Viruses engineered for gene therapy and the destruction of tumor cells (oncolytic viruses) are a growing medical market (~$1B by 2026) with profound implications for human health. To comply with FDA regulations, most drug products remove microbial contaminants with sterile filtration as a final step. In the case of viruses, the broad pore sizes and high internal surface areas of commercial sterile filtration membranes result in massive product loss (~80%). Consequently, GMP paradigms for the production of medical grade virus must implement aseptic practices at every step of production. SiMPore uses silicon-based manufacturing to create ultrathin (~100-400 nm thick) membranes with precision pore sizes and more than 3 orders-of-magnitude less internal surface area than conventional sterile-filters. This proposal investigates the hypothesis that these distinctive properties will enable sterile filtration of virus with less than 10% loss.

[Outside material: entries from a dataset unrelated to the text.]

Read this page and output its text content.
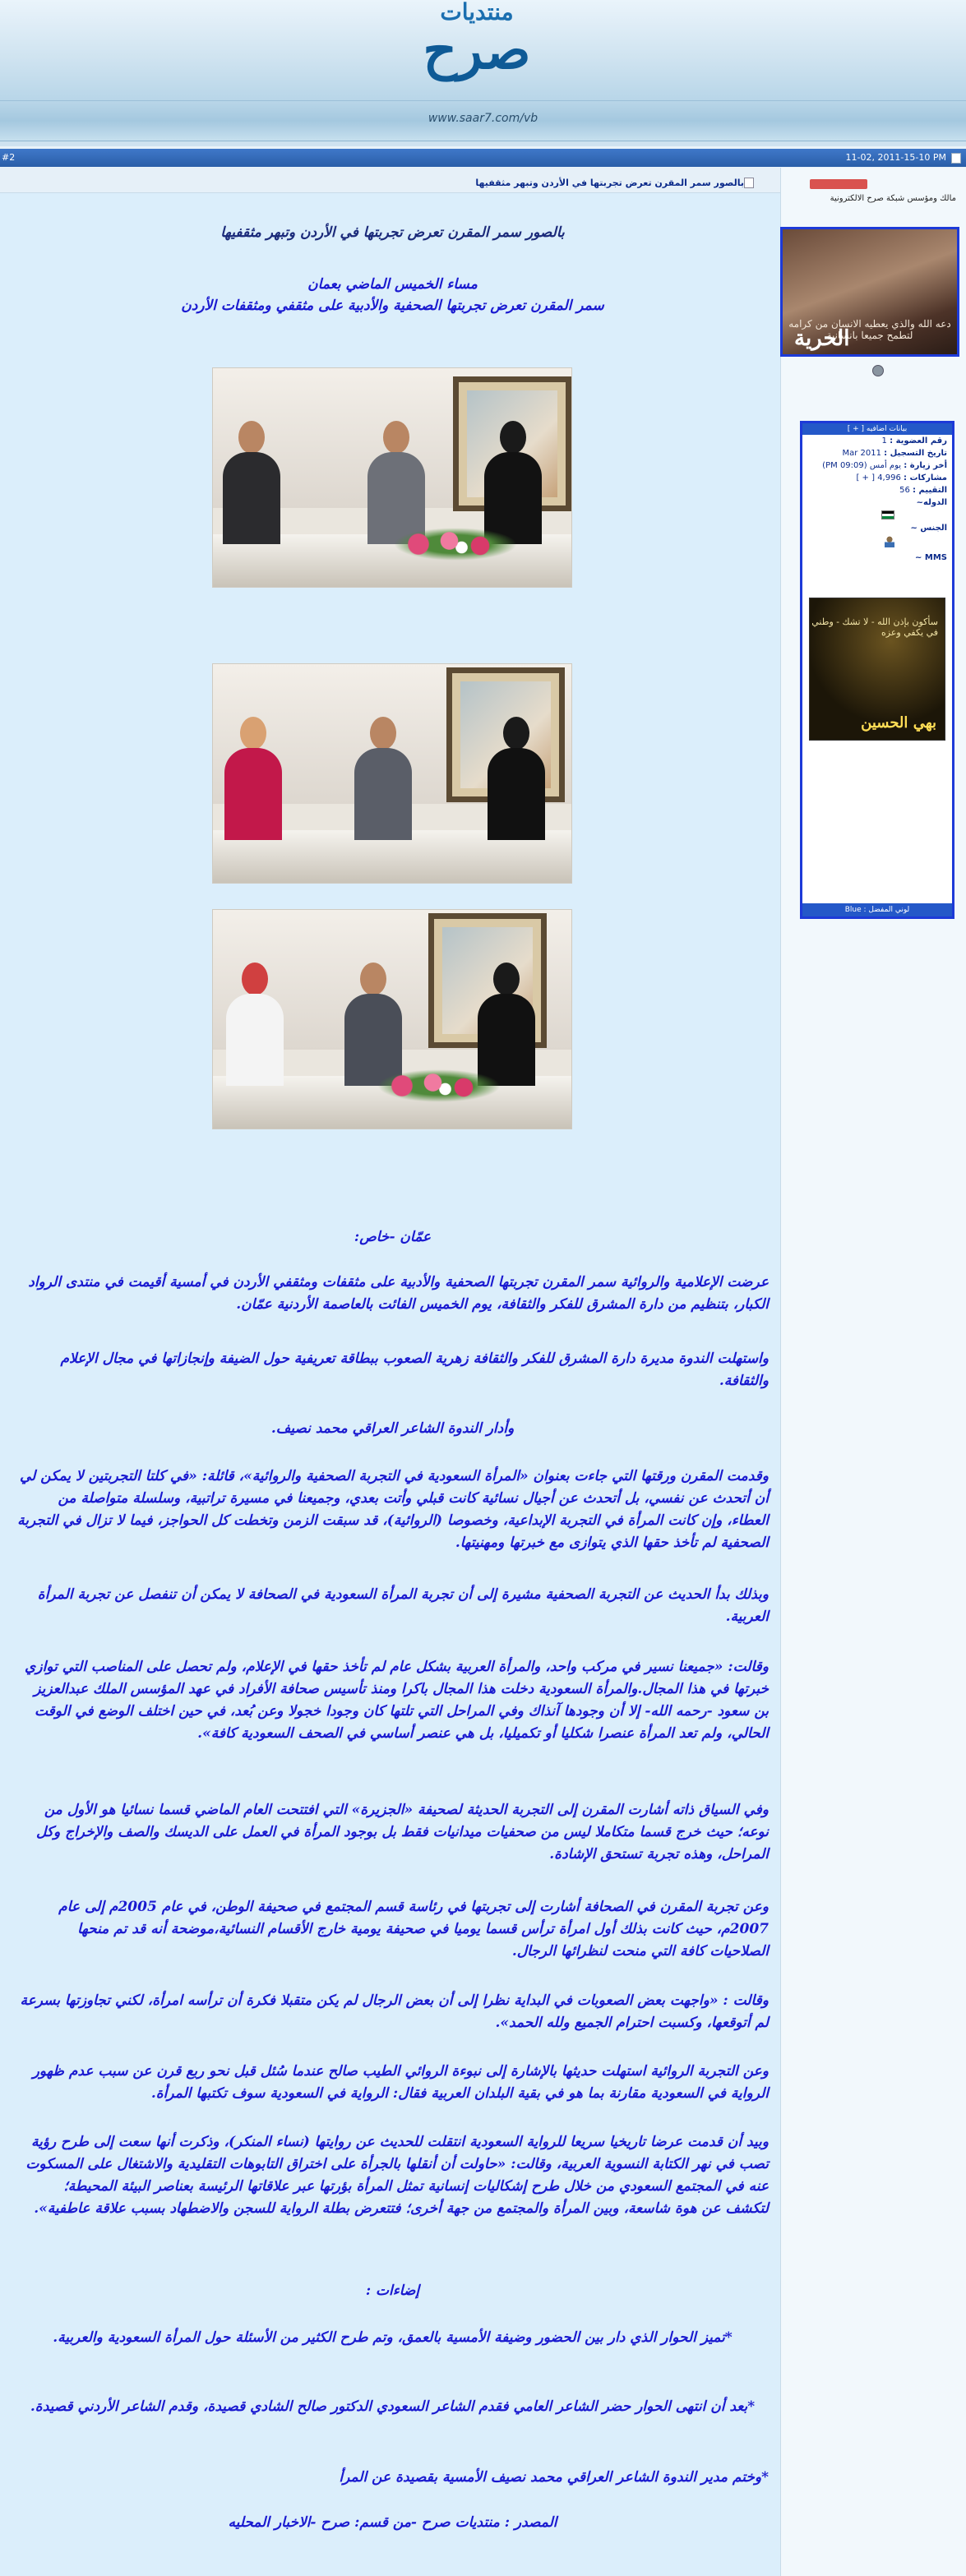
منتديات
صرح
www.saar7.com/vb
#2	11-02, 2011-15-10 PM
بالصور سمر المقرن تعرض تجربتها في الأردن وتبهر مثقفيها
مالك ومؤسس شبكة صرح الالكترونية
دعه الله والذي يعطيه الانسان من كرامه لتطمح جميعا بانسانية
الحرية
بيانات اضافيه [ + ]
رقم العضوية : 1
تاريخ التسجيل : Mar 2011
أخر زيارة : يوم أمس (09:09 PM)
مشاركات : 4,996 [ + ]
التقييم : 56
الدوله~
الجنس ~
MMS ~
سأكون بإذن الله - لا تشك - وطني في يكفي وعزه
بهي الحسين
لوني المفضل : Blue
بالصور سمر المقرن تعرض تجربتها في الأردن وتبهر مثقفيها
مساء الخميس الماضي بعمان
سمر المقرن تعرض تجربتها الصحفية والأدبية على مثقفي ومثقفات الأردن
عمّان -خاص:
عرضت الإعلامية والروائية سمر المقرن تجربتها الصحفية والأدبية على مثقفات ومثقفي الأردن في أمسية أقيمت في منتدى الرواد الكبار، بتنظيم من دارة المشرق للفكر والثقافة، يوم الخميس الفائت بالعاصمة الأردنية عمّان.
واستهلت الندوة مديرة دارة المشرق للفكر والثقافة زهرية الصعوب ببطاقة تعريفية حول الضيفة وإنجازاتها في مجال الإعلام والثقافة.
وأدار الندوة الشاعر العراقي محمد نصيف.
وقدمت المقرن ورقتها التي جاءت بعنوان «المرأة السعودية في التجربة الصحفية والروائية»، قائلة: «في كلتا التجربتين لا يمكن لي أن أتحدث عن نفسي، بل أتحدث عن أجيال نسائية كانت قبلي وأتت بعدي، وجميعنا في مسيرة تراتبية، وسلسلة متواصلة من العطاء، وإن كانت المرأة في التجربة الإبداعية، وخصوصا (الروائية)، قد سبقت الزمن وتخطت كل الحواجز، فيما لا تزال في التجربة الصحفية لم تأخذ حقها الذي يتوازى مع خبرتها ومهنيتها.
وبذلك بدأ الحديث عن التجربة الصحفية مشيرة إلى أن تجربة المرأة السعودية في الصحافة لا يمكن أن تنفصل عن تجربة المرأة العربية.
وقالت: «جميعنا نسير في مركب واحد، والمرأة العربية بشكل عام لم تأخذ حقها في الإعلام، ولم تحصل على المناصب التي توازي خبرتها في هذا المجال.والمرأة السعودية دخلت هذا المجال باكرا ومنذ تأسيس صحافة الأفراد في عهد المؤسس الملك عبدالعزيز بن سعود -رحمه الله- إلا أن وجودها آنذاك وفي المراحل التي تلتها كان وجودا خجولا وعن بُعد، في حين اختلف الوضع في الوقت الحالي، ولم تعد المرأة عنصرا شكليا أو تكميليا، بل هي عنصر أساسي في الصحف السعودية كافة».
وفي السياق ذاته أشارت المقرن إلى التجربة الحديثة لصحيفة «الجزيرة» التي افتتحت العام الماضي قسما نسائيا هو الأول من نوعه؛ حيث خرج قسما متكاملا ليس من صحفيات ميدانيات فقط بل بوجود المرأة في العمل على الديسك والصف والإخراج وكل المراحل، وهذه تجربة تستحق الإشادة.
وعن تجربة المقرن في الصحافة أشارت إلى تجربتها في رئاسة قسم المجتمع في صحيفة الوطن، في عام 2005م إلى عام 2007م، حيث كانت بذلك أول امرأة ترأس قسما يوميا في صحيفة يومية خارج الأقسام النسائية،موضحة أنه قد تم منحها الصلاحيات كافة التي منحت لنظرائها الرجال.
وقالت : «واجهت بعض الصعوبات في البداية نظرا إلى أن بعض الرجال لم يكن متقبلا فكرة أن ترأسه امرأة، لكني تجاوزتها بسرعة لم أتوقعها، وكسبت احترام الجميع ولله الحمد».
وعن التجربة الروائية استهلت حديثها بالإشارة إلى نبوءة الروائي الطيب صالح عندما سُئل قبل نحو ربع قرن عن سبب عدم ظهور الرواية في السعودية مقارنة بما هو في بقية البلدان العربية فقال: الرواية في السعودية سوف تكتبها المرأة.
وبيد أن قدمت عرضا تاريخيا سريعا للرواية السعودية انتقلت للحديث عن روايتها (نساء المنكر)، وذكرت أنها سعت إلى طرح رؤية تصب في نهر الكتابة النسوية العربية، وقالت: «حاولت أن أنقلها بالجرأة على اختراق التابوهات التقليدية والاشتغال على المسكوت عنه في المجتمع السعودي من خلال طرح إشكاليات إنسانية تمثل المرأة بؤرتها عبر علاقاتها الرئيسة بعناصر البيئة المحيطة؛ لتكشف عن هوة شاسعة، وبين المرأة والمجتمع من جهة أخرى؛ فتتعرض بطلة الرواية للسجن والاضطهاد بسبب علاقة عاطفية».
إضاءات :
*تميز الحوار الذي دار بين الحضور وضيفة الأمسية بالعمق، وتم طرح الكثير من الأسئلة حول المرأة السعودية والعربية.
*بعد أن انتهى الحوار حضر الشاعر العامي فقدم الشاعر السعودي الدكتور صالح الشادي قصيدة، وقدم الشاعر الأردني قصيدة.
*وختم مدير الندوة الشاعر العراقي محمد نصيف الأمسية بقصيدة عن المرأ
المصدر : منتديات صرح -من قسم: صرح -الاخبار المحليه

In Aim 1 we will develop and characterize ultrathin membranes with a high density of 0.2 m slit-pores. This pore size matches the average pore size of commercial sterile filters, but with a dramatic reduction in thickness and internal surface area. Functional characterization will include sieving, burst pressures, and hydraulic permeability testing.
In Aim 2, we will evaluate SiMPore membranes as sterile filters by comparing loss and capacity directly to 3 commercial sterile membrane filters. With success in Phase I, SiMPore's membranes will be scaled up from chip-based to sheet-based formats and used in diafiltration modules as final processing step in actual viral manufacturing processes during Phase II.

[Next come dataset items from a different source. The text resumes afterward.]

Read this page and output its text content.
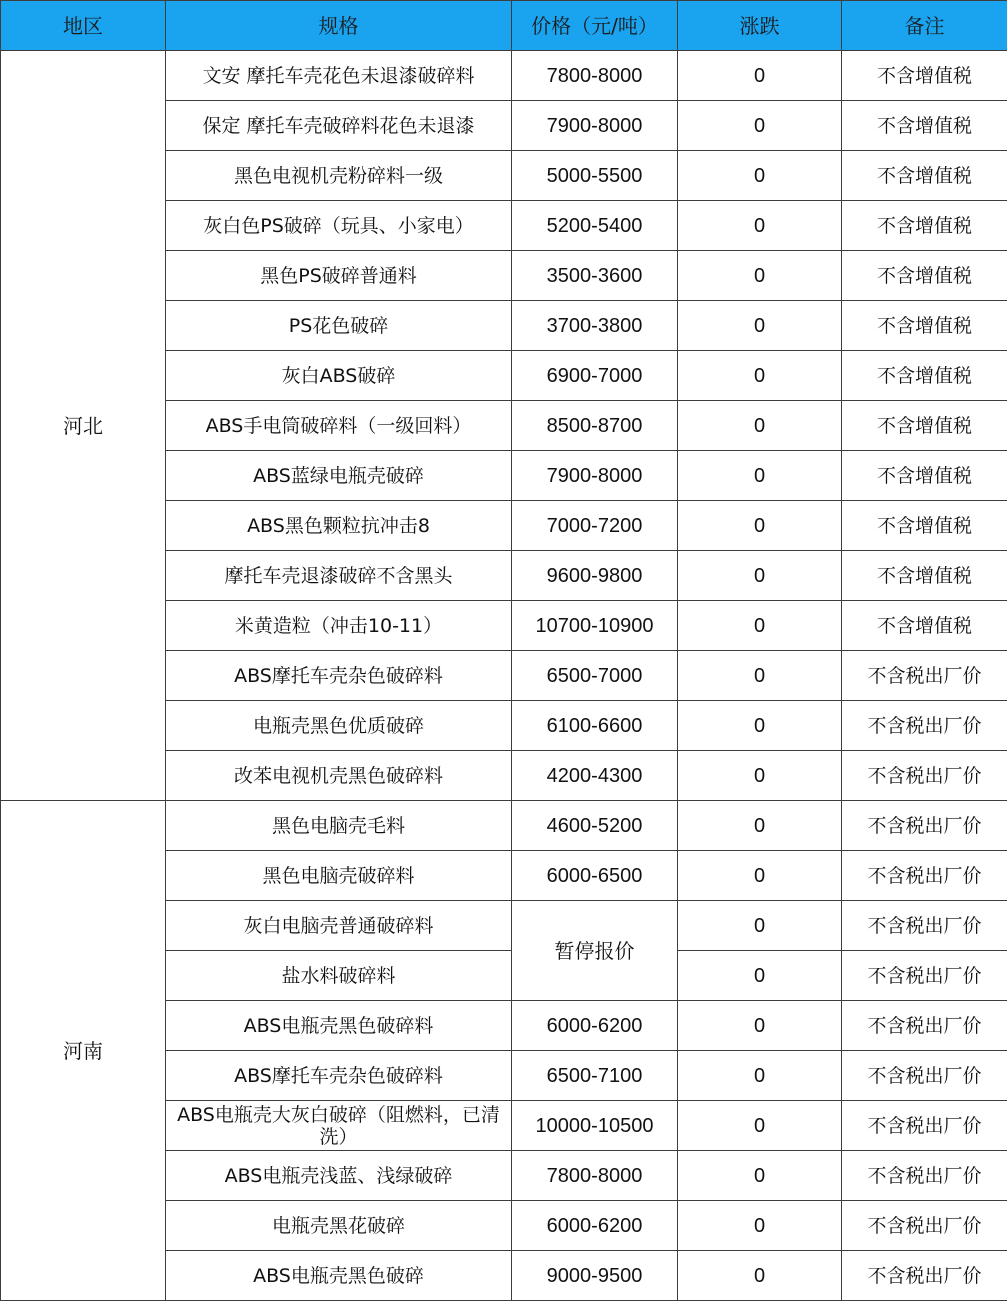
地区	规格	价格（元/吨）	涨跌	备注
河北	文安 摩托车壳花色未退漆破碎料	7800-8000	0	不含增值税
	保定 摩托车壳破碎料花色未退漆	7900-8000	0	不含增值税
	黑色电视机壳粉碎料一级	5000-5500	0	不含增值税
	灰白色PS破碎（玩具、小家电）	5200-5400	0	不含增值税
	黑色PS破碎普通料	3500-3600	0	不含增值税
	PS花色破碎	3700-3800	0	不含增值税
	灰白ABS破碎	6900-7000	0	不含增值税
	ABS手电筒破碎料（一级回料）	8500-8700	0	不含增值税
	ABS蓝绿电瓶壳破碎	7900-8000	0	不含增值税
	ABS黑色颗粒抗冲击8	7000-7200	0	不含增值税
	摩托车壳退漆破碎不含黑头	9600-9800	0	不含增值税
	米黄造粒（冲击10-11）	10700-10900	0	不含增值税
	ABS摩托车壳杂色破碎料	6500-7000	0	不含税出厂价
	电瓶壳黑色优质破碎	6100-6600	0	不含税出厂价
	改苯电视机壳黑色破碎料	4200-4300	0	不含税出厂价
河南	黑色电脑壳毛料	4600-5200	0	不含税出厂价
	黑色电脑壳破碎料	6000-6500	0	不含税出厂价
	灰白电脑壳普通破碎料	暂停报价	0	不含税出厂价
	盐水料破碎料		0	不含税出厂价
	ABS电瓶壳黑色破碎料	6000-6200	0	不含税出厂价
	ABS摩托车壳杂色破碎料	6500-7100	0	不含税出厂价
	ABS电瓶壳大灰白破碎（阻燃料，已清洗）	10000-10500	0	不含税出厂价
	ABS电瓶壳浅蓝、浅绿破碎	7800-8000	0	不含税出厂价
	电瓶壳黑花破碎	6000-6200	0	不含税出厂价
	ABS电瓶壳黑色破碎	9000-9500	0	不含税出厂价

The manufacture of viruses for gene therapy or as anti-cancer agents cannot use sterile filtration as a final production step because of massive titer loss (~80%) with conventional polymer membranes. SiMPore uses silicon manufacturing to produce ultrathin membranes with precise pore sizes that should enable the filtration of virus with minimal loss. This project will develop SiMPore membranes for the sterile filtration of virus and compare performance directly against three commercial membrane filters.